What's changing in 2025–26
Don't over-rely on the employee records exemption
The Privacy Act and Other Legislation Amendment Act (passed late 2024) started a wave of reform. A statutory tort for serious invasions of privacy commenced in 2025, and from 10 December 2026 businesses must disclose the kinds of decisions made through automated means and the personal information used. The government has also agreed in principle to narrow or remove the employee records exemption. The direction of travel is clearer obligations, not fewer — so build good privacy practice now rather than leaning on the exemption.
Good workforce systems make privacy easier: keep employee data in one secure place with role-based access rather than scattered spreadsheets and inboxes. RosterElf’s HR software centralises records with controlled access, and the Fair Work Ombudsman’s workplace privacy guide is a useful reference.

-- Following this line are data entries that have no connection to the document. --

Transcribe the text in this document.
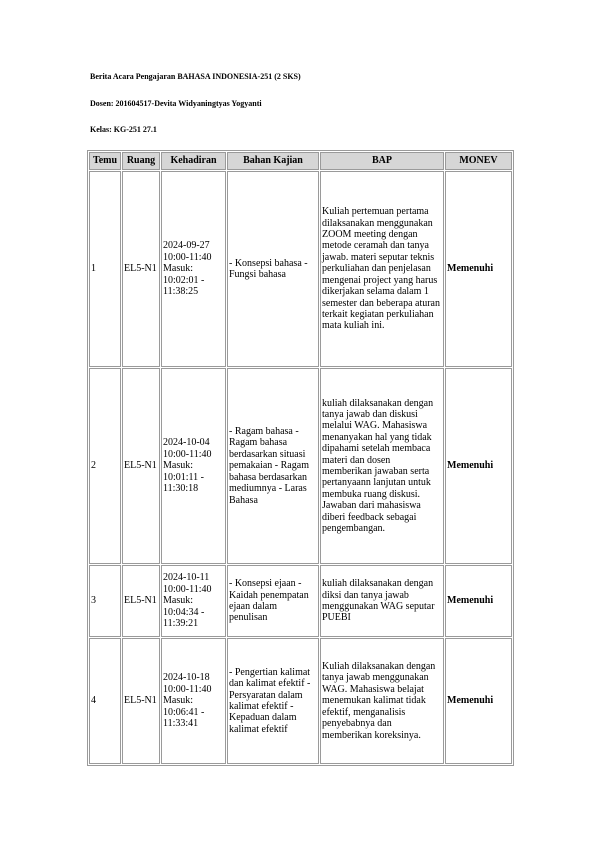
Berita Acara Pengajaran BAHASA INDONESIA-251 (2 SKS)
Dosen: 201604517-Devita Widyaningtyas Yogyanti
Kelas: KG-251 27.1
Temu	Ruang	Kehadiran	Bahan Kajian	BAP	MONEV
1	EL5-N1	2024-09-27 10:00-11:40 Masuk: 10:02:01 - 11:38:25	- Konsepsi bahasa - Fungsi bahasa	Kuliah pertemuan pertama dilaksanakan menggunakan ZOOM meeting dengan metode ceramah dan tanya jawab. materi seputar teknis perkuliahan dan penjelasan mengenai project yang harus dikerjakan selama dalam 1 semester dan beberapa aturan terkait kegiatan perkuliahan mata kuliah ini.	Memenuhi
2	EL5-N1	2024-10-04 10:00-11:40 Masuk: 10:01:11 - 11:30:18	- Ragam bahasa - Ragam bahasa berdasarkan situasi pemakaian - Ragam bahasa berdasarkan mediumnya - Laras Bahasa	kuliah dilaksanakan dengan tanya jawab dan diskusi melalui WAG. Mahasiswa menanyakan hal yang tidak dipahami setelah membaca materi dan dosen memberikan jawaban serta pertanyaann lanjutan untuk membuka ruang diskusi. Jawaban dari mahasiswa diberi feedback sebagai pengembangan.	Memenuhi
3	EL5-N1	2024-10-11 10:00-11:40 Masuk: 10:04:34 - 11:39:21	- Konsepsi ejaan - Kaidah penempatan ejaan dalam penulisan	kuliah dilaksanakan dengan diksi dan tanya jawab menggunakan WAG seputar PUEBI	Memenuhi
4	EL5-N1	2024-10-18 10:00-11:40 Masuk: 10:06:41 - 11:33:41	- Pengertian kalimat dan kalimat efektif - Persyaratan dalam kalimat efektif - Kepaduan dalam kalimat efektif	Kuliah dilaksanakan dengan tanya jawab menggunakan WAG. Mahasiswa belajat menemukan kalimat tidak efektif, menganalisis penyebabnya dan memberikan koreksinya.	Memenuhi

Keep employee data secure and in one place. RosterElf centralises staff records with role-based access and secure storage — easier privacy compliance than spreadsheets and inboxes. Start from our free data protection & information security policy templates.
Frequently asked questions
Does the Privacy Act cover employee records in Australia?
Partly. Under the employee records exemption, the Australian Privacy Principles generally don’t apply to personal information a private-sector employer holds about a current or former employee when it’s used directly in relation to the employment. However, the exemption doesn’t cover job applicants or (generally) third-party providers, and other rules — surveillance, tax file numbers, health information — still apply. The exemption is also under review.
What is the employee records exemption?
It’s a Privacy Act provision that exempts private-sector employers from the APPs for personal information about a current or former employee used directly in the employment relationship — for example pay and leave records used for payroll. It’s narrower than many assume: it doesn’t extend to candidates, unrelated uses, or (usually) external providers, and the government has agreed in principle to narrow or remove it.
What employee data can an employer collect?
Employers can collect personal information reasonably necessary for the employment relationship — identity and contact details, tax file number, bank and super details, emergency contacts, qualifications and, where relevant, health information. The principles are to collect only what you need, be transparent about why, keep it secure and accurate, and not retain it longer than necessary.
Do employers have to report a data breach?
Yes, under the Notifiable Data Breaches scheme. If a data breach involving personal information is likely to result in serious harm and you can’t prevent that harm through remedial action, you must notify the affected individuals and the OAIC as soon as practicable. Employee data such as bank details, TFNs and health information commonly meets this threshold, so a response plan is essential.
What is changing with Australian privacy law?
Reforms from the Privacy Act and Other Legislation Amendment Act (2024) are rolling out: a statutory tort for serious invasions of privacy commenced in 2025, automated-decision transparency obligations apply from 10 December 2026, and the government has agreed in principle to narrow or remove the employee records exemption. The overall direction is stronger obligations, so employers should strengthen privacy practices now.